What came next was worse.

In early October, OPEC+ announced plans to cut oil production by 2 million barrels per day, briefly boosting oil and gasoline prices at a time of high inflation and angering US politicians.

“Neither side seems to understand each other,” Allen said. “Riyadh underestimated the severity of the US reaction. And the US assumed we had an unspoken agreement.”

International Energy Agency Executive Director Fatih Birol called it “unprecedented” and “unfortunate” in an interview with CNN International on Thursday.

“When the global economy was on the brink of a global recession, they decided to raise prices,” said Birol.

Saudi official accuses US of manipulating markets

Tensions have not subsided, and officials from both sides have sharpened their criticism of each other in recent days. In a telling episode, a top Saudi minister went From defending Biden’s energy strategy to crushing it.

At an OPEC+ press conference in early October, Saudi Energy Minister Prince Abdulaziz bin Salman reportedly praised Biden’s decision to release an unprecedented amount of emergency oil reserves from the Strategic Petroleum Reserve.

“I wouldn’t call it a distortion. Actually, it was done at the right time,” Prince Abdulaziz told reporters. “If that didn’t happen, I’m sure things could be different than they are today.”

Fast forward three weeks, and that Saudi minister sang a very different tune.

“People are running out of emergency stocks, they’ve run out, they’ve been used as a mechanism to manipulate markets while their deeper purpose was to ease supply shortages,” Prince Abdulaziz said at a conference in Saudi Arabia this week. “However, it is my deep duty to make it clear to the world that the loss of emergency stock may be painful in the coming months.”

The criticism is noteworthy, especially considering that OPEC openly manipulates the markets in many ways by holding down supply to hold down prices.

OPEC is not popular

The danger is that tension turns into a debilitating cycle of revenge global economic stability, or current economic stability.

Lawmakers on both sides of the aisle have stepped up calls to pass the NOPEC (Oil Producing and Exporting Cartels) legislation, which would give the Justice Department the power to go after OPEC nations on anti-competitive grounds. While NOPEC is not new, it seems more possible now than at any time in recent memory. The Eurasia Group has a 30% chance of NOPEC going into effect and a 45% chance of a watered-down version of the bill.

“You can’t overstate how upset a large number of lawmakers are,” Allen said.

Lawmakers aren’t just angry, they realize that OPEC is not endearing itself to voters.

“This is familiar. American sentiment is anti-Saudi. This has domestic political utility for American policymakers today. That’s where we are now,” said Karen Young, senior research fellow at Columbia University’s Center for Global Energy Policy. “NOPEC would be harder to veto than in the past.”

Can Saudi Arabia Dump US Debt?

Saudi Arabia may respond to Washington’s sanctions with drastic steps, further escalating the conflict.

Saudi officials have privately warned that the kingdom could sell U.S. Treasury bonds if Congress passes NOPEC, The Wall Street Journal reported this week, citing people familiar with the matter.

At the very least, dumping US debt would create uncertainty in markets at an already risky time.
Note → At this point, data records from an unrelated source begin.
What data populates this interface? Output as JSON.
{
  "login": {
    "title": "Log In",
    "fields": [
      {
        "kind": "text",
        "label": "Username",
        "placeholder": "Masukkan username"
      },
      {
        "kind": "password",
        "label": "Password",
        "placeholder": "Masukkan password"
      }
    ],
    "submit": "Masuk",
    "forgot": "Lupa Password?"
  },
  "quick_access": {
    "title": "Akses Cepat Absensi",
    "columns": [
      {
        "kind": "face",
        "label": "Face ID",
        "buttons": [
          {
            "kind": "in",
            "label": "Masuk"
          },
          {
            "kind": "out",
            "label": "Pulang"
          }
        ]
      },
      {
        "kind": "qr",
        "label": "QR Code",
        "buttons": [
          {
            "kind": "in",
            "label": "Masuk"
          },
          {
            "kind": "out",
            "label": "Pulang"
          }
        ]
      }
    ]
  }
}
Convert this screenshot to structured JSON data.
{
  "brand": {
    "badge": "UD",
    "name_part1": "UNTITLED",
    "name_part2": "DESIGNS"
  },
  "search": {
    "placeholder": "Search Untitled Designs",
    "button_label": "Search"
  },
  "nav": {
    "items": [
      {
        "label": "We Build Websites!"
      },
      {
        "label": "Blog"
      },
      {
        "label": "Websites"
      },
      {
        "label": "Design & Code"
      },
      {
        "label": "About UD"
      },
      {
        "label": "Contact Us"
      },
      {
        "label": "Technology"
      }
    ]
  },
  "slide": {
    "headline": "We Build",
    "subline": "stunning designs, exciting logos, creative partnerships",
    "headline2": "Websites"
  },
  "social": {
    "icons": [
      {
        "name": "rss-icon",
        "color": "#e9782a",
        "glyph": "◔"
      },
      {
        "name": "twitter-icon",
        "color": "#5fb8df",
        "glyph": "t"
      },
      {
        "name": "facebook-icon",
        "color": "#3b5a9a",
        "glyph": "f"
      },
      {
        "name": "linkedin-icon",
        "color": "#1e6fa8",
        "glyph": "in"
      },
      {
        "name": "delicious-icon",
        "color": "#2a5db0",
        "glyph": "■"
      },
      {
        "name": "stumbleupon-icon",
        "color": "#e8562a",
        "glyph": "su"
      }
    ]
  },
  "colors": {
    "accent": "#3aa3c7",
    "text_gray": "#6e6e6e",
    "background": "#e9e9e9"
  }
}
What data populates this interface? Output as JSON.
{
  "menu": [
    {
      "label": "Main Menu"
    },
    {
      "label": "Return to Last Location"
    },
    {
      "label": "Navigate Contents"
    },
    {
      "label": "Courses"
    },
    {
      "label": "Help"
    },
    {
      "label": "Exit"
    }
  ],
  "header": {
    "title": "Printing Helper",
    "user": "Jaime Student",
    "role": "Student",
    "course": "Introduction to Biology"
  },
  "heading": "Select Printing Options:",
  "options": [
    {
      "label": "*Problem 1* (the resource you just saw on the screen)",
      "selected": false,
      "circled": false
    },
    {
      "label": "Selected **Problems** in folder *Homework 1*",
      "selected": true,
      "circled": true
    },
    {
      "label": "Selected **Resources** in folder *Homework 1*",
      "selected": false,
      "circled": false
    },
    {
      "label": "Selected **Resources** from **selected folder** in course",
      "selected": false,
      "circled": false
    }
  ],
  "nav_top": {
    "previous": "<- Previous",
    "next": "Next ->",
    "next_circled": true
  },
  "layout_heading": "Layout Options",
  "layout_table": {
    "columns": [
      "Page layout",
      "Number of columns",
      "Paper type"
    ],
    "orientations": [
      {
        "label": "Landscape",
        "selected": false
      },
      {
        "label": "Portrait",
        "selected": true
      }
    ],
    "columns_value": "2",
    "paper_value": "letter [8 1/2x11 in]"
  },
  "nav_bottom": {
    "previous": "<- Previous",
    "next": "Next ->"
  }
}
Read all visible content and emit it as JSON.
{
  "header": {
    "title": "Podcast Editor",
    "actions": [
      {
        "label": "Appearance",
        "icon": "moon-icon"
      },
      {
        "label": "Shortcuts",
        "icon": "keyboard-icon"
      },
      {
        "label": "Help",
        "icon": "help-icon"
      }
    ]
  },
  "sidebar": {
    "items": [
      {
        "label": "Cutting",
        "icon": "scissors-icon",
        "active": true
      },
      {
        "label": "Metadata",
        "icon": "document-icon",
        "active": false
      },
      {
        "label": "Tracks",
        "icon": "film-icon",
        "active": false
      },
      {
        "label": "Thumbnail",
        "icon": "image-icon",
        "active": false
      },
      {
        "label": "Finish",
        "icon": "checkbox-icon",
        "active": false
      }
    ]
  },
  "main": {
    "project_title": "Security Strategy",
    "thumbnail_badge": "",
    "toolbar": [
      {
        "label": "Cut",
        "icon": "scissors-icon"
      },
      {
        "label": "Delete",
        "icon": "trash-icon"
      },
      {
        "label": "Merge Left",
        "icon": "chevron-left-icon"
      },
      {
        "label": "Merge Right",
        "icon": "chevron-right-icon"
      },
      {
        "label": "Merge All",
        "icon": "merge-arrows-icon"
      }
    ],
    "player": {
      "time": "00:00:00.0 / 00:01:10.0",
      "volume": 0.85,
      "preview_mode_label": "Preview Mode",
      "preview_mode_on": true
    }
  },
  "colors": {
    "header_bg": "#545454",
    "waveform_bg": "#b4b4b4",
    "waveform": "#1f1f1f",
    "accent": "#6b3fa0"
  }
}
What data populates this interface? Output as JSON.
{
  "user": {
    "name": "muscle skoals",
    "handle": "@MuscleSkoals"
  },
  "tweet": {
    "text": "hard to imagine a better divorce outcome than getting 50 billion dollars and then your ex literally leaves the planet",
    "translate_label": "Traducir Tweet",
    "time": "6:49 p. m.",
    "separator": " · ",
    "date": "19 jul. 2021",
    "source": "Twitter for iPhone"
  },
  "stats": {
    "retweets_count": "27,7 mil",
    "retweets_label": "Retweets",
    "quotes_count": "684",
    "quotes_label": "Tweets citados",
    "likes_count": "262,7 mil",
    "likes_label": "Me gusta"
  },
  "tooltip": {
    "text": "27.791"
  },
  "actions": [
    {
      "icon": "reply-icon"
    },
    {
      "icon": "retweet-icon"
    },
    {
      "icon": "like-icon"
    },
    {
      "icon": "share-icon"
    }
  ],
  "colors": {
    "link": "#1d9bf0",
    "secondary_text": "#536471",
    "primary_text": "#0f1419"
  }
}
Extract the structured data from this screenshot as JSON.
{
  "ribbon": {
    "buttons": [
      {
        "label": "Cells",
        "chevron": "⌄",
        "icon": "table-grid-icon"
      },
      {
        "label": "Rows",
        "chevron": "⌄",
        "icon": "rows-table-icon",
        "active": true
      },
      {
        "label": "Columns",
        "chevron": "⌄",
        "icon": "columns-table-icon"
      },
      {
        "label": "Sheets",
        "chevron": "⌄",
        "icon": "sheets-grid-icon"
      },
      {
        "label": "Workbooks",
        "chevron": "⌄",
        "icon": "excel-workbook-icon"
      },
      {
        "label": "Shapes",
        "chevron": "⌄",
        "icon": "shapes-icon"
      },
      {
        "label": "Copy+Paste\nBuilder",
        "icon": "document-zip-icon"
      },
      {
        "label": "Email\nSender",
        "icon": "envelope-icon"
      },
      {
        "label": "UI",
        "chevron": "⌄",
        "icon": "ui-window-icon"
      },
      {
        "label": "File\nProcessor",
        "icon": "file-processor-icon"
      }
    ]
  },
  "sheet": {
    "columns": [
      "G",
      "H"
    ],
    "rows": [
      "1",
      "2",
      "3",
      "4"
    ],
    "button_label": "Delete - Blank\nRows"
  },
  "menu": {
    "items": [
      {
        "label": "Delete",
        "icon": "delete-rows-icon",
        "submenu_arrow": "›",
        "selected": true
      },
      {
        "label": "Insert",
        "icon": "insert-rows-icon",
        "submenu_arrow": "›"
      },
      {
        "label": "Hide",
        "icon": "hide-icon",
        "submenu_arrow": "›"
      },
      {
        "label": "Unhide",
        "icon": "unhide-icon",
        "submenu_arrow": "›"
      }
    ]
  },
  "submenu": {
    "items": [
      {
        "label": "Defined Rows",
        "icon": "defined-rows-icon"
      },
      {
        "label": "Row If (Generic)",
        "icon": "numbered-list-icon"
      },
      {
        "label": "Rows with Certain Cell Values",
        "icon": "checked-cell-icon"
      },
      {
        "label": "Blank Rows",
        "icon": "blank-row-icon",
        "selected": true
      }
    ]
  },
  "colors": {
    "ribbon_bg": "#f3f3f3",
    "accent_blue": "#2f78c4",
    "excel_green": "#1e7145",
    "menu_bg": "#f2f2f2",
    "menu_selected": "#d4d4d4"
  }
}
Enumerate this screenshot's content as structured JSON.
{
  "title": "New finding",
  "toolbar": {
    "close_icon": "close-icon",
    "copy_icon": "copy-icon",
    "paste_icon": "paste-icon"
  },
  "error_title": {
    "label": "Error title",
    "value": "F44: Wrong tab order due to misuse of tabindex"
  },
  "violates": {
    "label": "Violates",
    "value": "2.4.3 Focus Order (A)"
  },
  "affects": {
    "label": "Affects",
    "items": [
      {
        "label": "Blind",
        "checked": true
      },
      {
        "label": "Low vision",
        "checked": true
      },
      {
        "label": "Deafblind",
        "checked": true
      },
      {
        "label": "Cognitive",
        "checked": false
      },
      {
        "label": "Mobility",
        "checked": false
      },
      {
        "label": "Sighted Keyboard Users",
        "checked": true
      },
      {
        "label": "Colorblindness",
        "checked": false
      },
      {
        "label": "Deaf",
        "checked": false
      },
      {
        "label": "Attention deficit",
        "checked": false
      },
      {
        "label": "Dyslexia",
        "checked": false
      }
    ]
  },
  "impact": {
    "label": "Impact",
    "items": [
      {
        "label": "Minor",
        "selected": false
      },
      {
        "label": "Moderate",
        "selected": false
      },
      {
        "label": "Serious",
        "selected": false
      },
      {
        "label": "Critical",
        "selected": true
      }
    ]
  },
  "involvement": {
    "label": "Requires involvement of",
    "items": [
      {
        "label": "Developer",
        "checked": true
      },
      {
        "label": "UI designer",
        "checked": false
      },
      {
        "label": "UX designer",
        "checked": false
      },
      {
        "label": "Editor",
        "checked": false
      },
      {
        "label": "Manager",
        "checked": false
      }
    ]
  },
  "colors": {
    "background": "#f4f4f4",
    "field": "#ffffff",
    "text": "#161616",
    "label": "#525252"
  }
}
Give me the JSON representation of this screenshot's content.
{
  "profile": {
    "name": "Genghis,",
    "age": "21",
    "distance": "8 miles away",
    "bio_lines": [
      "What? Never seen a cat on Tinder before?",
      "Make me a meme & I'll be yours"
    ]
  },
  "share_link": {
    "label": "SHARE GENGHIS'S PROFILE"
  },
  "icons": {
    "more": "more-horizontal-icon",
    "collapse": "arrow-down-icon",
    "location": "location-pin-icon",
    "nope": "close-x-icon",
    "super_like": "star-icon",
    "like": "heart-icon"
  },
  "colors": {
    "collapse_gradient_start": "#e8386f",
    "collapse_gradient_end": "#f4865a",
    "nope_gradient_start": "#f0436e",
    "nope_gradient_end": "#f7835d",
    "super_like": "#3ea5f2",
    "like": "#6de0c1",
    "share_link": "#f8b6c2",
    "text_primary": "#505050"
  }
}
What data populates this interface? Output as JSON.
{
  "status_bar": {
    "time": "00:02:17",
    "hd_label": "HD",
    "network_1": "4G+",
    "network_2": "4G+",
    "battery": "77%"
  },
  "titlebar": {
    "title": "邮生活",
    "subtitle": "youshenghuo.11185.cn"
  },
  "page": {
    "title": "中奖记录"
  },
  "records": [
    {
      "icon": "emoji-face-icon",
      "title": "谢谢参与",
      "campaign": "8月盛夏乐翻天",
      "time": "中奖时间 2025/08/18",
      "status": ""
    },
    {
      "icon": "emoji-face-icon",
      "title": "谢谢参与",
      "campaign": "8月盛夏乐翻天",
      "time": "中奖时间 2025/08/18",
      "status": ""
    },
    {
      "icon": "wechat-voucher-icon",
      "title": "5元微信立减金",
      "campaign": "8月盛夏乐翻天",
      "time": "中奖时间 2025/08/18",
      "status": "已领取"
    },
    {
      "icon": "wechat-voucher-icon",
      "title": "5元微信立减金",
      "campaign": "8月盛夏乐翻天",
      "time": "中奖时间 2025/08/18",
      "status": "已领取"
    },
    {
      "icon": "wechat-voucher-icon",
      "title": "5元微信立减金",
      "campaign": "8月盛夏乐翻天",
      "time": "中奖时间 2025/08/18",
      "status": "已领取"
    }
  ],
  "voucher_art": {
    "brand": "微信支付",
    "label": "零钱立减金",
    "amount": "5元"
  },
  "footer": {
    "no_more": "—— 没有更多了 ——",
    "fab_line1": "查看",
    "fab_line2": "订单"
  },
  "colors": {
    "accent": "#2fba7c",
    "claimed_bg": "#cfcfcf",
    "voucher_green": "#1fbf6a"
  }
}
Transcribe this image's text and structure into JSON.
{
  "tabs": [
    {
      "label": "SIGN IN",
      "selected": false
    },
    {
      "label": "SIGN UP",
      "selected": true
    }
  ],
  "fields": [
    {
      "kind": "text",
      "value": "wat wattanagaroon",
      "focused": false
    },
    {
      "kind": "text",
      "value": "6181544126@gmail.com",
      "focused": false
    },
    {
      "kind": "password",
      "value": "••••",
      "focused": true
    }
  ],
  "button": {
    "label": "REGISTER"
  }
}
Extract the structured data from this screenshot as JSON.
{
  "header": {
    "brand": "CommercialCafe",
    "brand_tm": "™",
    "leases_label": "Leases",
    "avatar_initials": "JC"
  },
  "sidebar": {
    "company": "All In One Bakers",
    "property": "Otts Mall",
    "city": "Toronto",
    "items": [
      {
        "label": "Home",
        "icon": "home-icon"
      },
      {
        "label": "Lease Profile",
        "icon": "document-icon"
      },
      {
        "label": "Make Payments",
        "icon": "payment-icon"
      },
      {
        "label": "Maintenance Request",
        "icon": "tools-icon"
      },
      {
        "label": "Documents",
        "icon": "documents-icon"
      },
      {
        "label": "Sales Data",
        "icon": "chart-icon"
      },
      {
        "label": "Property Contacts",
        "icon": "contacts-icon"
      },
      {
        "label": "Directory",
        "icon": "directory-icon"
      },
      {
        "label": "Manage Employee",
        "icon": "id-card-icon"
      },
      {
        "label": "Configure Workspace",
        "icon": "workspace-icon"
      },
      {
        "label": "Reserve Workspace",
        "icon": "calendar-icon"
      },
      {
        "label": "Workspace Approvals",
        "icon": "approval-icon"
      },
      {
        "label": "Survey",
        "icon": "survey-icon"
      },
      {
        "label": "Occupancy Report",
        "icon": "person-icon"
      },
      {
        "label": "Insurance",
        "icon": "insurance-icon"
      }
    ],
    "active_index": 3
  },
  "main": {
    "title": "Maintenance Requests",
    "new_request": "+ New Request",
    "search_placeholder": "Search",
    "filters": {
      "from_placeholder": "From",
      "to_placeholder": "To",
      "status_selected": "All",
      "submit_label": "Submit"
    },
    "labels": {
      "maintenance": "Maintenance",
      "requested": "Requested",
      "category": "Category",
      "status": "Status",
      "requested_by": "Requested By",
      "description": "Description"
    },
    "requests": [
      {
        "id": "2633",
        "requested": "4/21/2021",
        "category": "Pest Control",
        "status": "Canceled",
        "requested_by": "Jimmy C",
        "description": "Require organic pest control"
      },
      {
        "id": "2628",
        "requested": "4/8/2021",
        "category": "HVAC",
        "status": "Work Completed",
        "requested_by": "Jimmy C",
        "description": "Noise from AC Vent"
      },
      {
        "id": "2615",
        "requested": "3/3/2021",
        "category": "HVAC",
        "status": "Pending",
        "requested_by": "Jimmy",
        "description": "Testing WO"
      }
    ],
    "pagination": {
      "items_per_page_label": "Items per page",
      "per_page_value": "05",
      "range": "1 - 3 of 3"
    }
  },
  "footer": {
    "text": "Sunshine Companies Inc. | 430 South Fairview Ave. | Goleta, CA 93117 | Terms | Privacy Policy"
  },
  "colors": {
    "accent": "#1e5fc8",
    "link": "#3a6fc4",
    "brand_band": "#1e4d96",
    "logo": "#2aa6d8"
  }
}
A fire sale would raise Treasury rates, destabilizing markets and raising borrowing costs for households and businesses.

And of course it would damage Saudi Arabia’s properties in a fire sale.

Fetterman has criticized Big Oil for blowing up profits and failing to invest in new supply
Saudi Arabia owes the US $119 billion, according to Treasury Department data, and that’s why. world’s 16th largest holder of Treasuries.

Another risk is that Saudi Arabia, the de facto leader of OPEC+, may withdraw more supplies from global oil markets or at least refuse to respond to future price increases as the West continues to crack down on Russia.

Further cuts to OPEC supply would raise gasoline prices and worsen inflation, increasing the risks of an already recession.

All of which explains why a complete breakdown in relations between the United States and Saudi Arabia may be the last thing the fragile economy needs right now.